It is a completely different experience to move about the world as a ‘couple’ vs a ‘family’.

I know the difference well. Working for Xerox, we went on President’s Club trips for years, followed by our own weeklong stays on islands. Each time my parents swooped in to watch the boys. First one son, then two, then three, and finally three plus a dog.

Those times away from the kids, while complicated and often stressful to plan, were necessary to my well-being.  Weeks where I could be a woman, not a mom. Carefree vs structured. Wild instead of disciplined. A reset for my soul and a deeper connection for our partnership.  My turn now to pay it forward.

Moving as a family instead of a couple again. School drop offs and homework. Finishing the dishes just as a child walks in and announces they are hungry. Baseball practices and swim lessons. Diaper changes and middle of the night tears.  Getting three children ready for an outing. Not easy.

My sons are quite close to my mom and dad and I have always credited that to those weeks when my parents shifted from couple to family. I see the same happening with my grandchildren. When they have to come to me for the hug after a fall and I get to tuck them in bed and be the first face they see as they wake. The connection deepens.

On the final morning my oldest grandson came down and said “You know what Nana? I’m really excited for mom and dad to come home, but then I am also sad you are leaving.”

Me too, I told him as I prepared to shift back to life as a couple.

Deeper,
SARAH

Sunday, March 17, 2024

....never alone

Yogis,
Fifteen hours. Three taxis. Two ferries. Two planes. And two miles of walking to accomplish all of the above. This describes my trip home after thirteen days in the Virgin Islands. My happy place.

When you want to spend time on islands like St John and Anegada there is effort in the getting to and getting from processes. Even once settled in there is effort to hiking and even getting to the beach itself. Steep slopes. Rocks. Uneven terrain. Sand roads. Not for everyone. Which is exactly its appeal for me.

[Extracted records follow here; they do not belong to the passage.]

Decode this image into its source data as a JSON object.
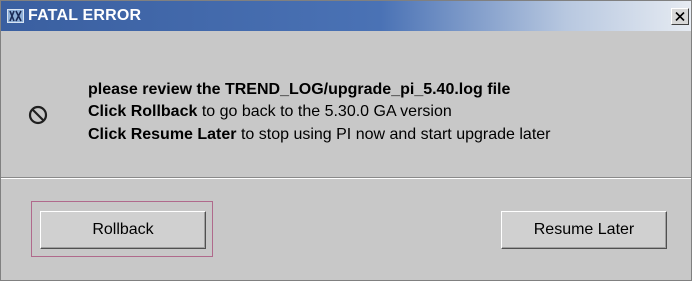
{
  "window": {
    "title": "FATAL ERROR",
    "icon": "app-icon",
    "close_icon": "close-icon"
  },
  "message": {
    "icon": "no-entry-icon",
    "line1": "please review the TREND_LOG/upgrade_pi_5.40.log file",
    "line2_bold": "Click Rollback",
    "line2_rest": " to go back to the 5.30.0 GA version",
    "line3_bold": "Click Resume Later",
    "line3_rest": " to stop using PI now and start upgrade later"
  },
  "buttons": {
    "rollback": "Rollback",
    "resume_later": "Resume Later"
  },
  "colors": {
    "titlebar_start": "#3a5fa0",
    "titlebar_end": "#e6ebf2",
    "dialog_background": "#c8c8c8",
    "focus_ring": "#b06a8c"
  }
}
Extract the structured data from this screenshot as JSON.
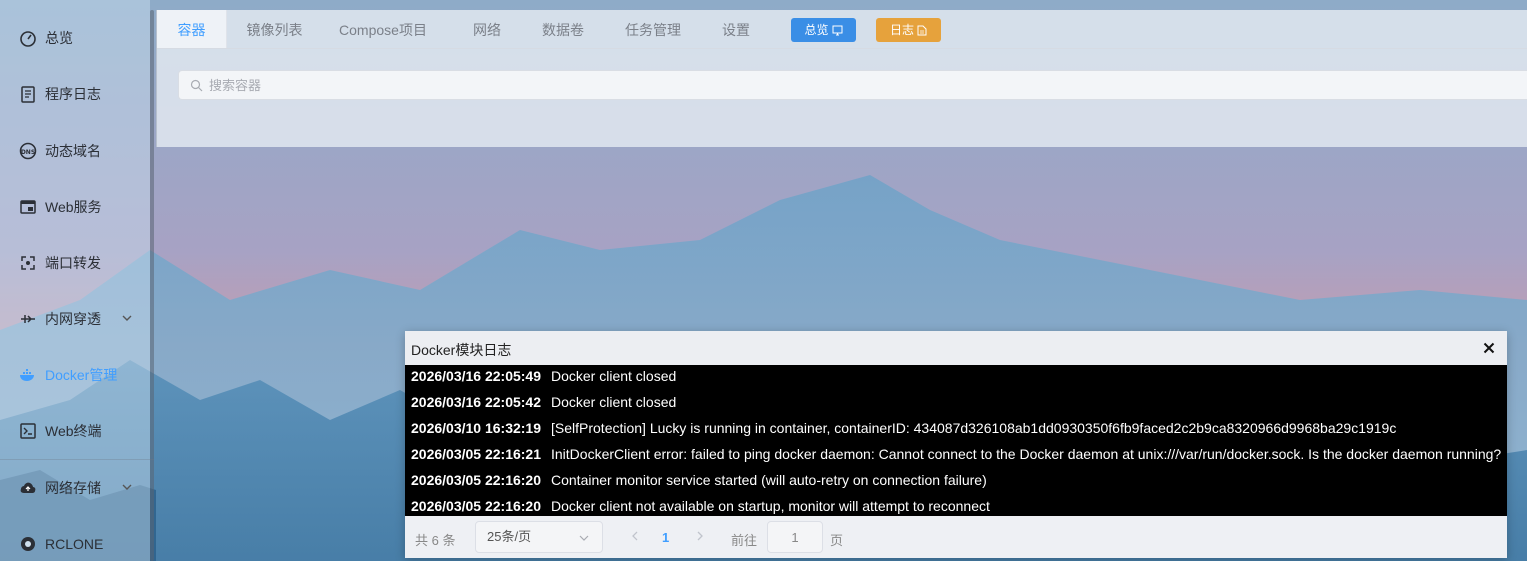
{
  "sidebar": {
    "items": [
      {
        "label": "总览",
        "icon": "dashboard-icon"
      },
      {
        "label": "程序日志",
        "icon": "log-icon"
      },
      {
        "label": "动态域名",
        "icon": "dns-icon"
      },
      {
        "label": "Web服务",
        "icon": "web-icon"
      },
      {
        "label": "端口转发",
        "icon": "port-forward-icon"
      },
      {
        "label": "内网穿透",
        "icon": "tunnel-icon"
      },
      {
        "label": "Docker管理",
        "icon": "docker-icon"
      },
      {
        "label": "Web终端",
        "icon": "terminal-icon"
      },
      {
        "label": "网络存储",
        "icon": "cloud-storage-icon"
      },
      {
        "label": "RCLONE",
        "icon": "rclone-icon"
      }
    ],
    "active": "Docker管理"
  },
  "tabs": [
    "容器",
    "镜像列表",
    "Compose项目",
    "网络",
    "数据卷",
    "任务管理",
    "设置"
  ],
  "active_tab": "容器",
  "buttons": {
    "overview": "总览",
    "log": "日志"
  },
  "search": {
    "placeholder": "搜索容器",
    "value": ""
  },
  "dialog": {
    "title": "Docker模块日志",
    "logs": [
      {
        "time": "2026/03/16 22:05:49",
        "msg": "Docker client closed"
      },
      {
        "time": "2026/03/16 22:05:42",
        "msg": "Docker client closed"
      },
      {
        "time": "2026/03/10 16:32:19",
        "msg": "[SelfProtection] Lucky is running in container, containerID: 434087d326108ab1dd0930350f6fb9faced2c2b9ca8320966d9968ba29c1919c"
      },
      {
        "time": "2026/03/05 22:16:21",
        "msg": "InitDockerClient error: failed to ping docker daemon: Cannot connect to the Docker daemon at unix:///var/run/docker.sock. Is the docker daemon running?"
      },
      {
        "time": "2026/03/05 22:16:20",
        "msg": "Container monitor service started (will auto-retry on connection failure)"
      },
      {
        "time": "2026/03/05 22:16:20",
        "msg": "Docker client not available on startup, monitor will attempt to reconnect"
      }
    ]
  },
  "pagination": {
    "total_text": "共 6 条",
    "page_size": "25条/页",
    "current_page": "1",
    "goto_label": "前往",
    "goto_value": "1",
    "page_unit": "页"
  },
  "colors": {
    "accent": "#409eff",
    "overview_btn": "#3a8ee6",
    "log_btn": "#e6a23c",
    "log_bg": "#000000"
  }
}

The physical-ness means few people vacation there.

In Anegada our morning routine was walking four miles on the only road. Narrow and unpaved it offers spectacular views of other islands in the distance and glimpses of the water in every color of blue imaginable. On a typical day one lone car would pass. As the roar of the engine would fade in the distance only sounds of birds and waves remained once again.

It was on one of these walks that I realized what defines my perfect vacation. Natural beauty……and very few humans. Not an easy thing to find these days. Hence…..the effort.

It isn’t that I don’t like people. I love people! And there are times I am drawn to venture to cities unseen and follow along with the crowds to witness monuments, art and views. But when I feel the most like me is when I am alone with the world and my thoughts.

Yet the more alone I get, the more I see I am never alone.

Each morning I would send a picture to my parents and sister. On about day five my dad commented that he expected to see more pictures of margaritas and surf scenes, but he liked this better. I realized then that all the pictures I shared were of non-human creatures.

A starfish who surprised me with her plumpness. A stingray in ankle deep water. The rooster who stood beneath our chairs in hopes of crumbs falling to the ground. The donkeys who amble directly toward the open window of the jeep when we pull over to take in a view. The cow who stood pensively on the dune in front of our tent at sunrise to witness the ocean before rejoining the herd.

The silly and somewhat phallic cacti which I have fallen in love with over the years. And oh my, the rainbows………

Floating in the ocean listening to my breath with no one in sight, pelicans float overhead. What a gift to experience the wonders of the world alone.

Yet never alone,
SARAH

Sunday, February 25, 2024

.....steward

Yogis,
It’s the time of year where I can’t help but write about English ivy….  Oh, how I wish the issue of her spread would go away on its own. If only she could offer color during the dreary winter months but remain sparse on trees. Sigh. Instead she continues her sprint forward, so I put thoughts to paper once again.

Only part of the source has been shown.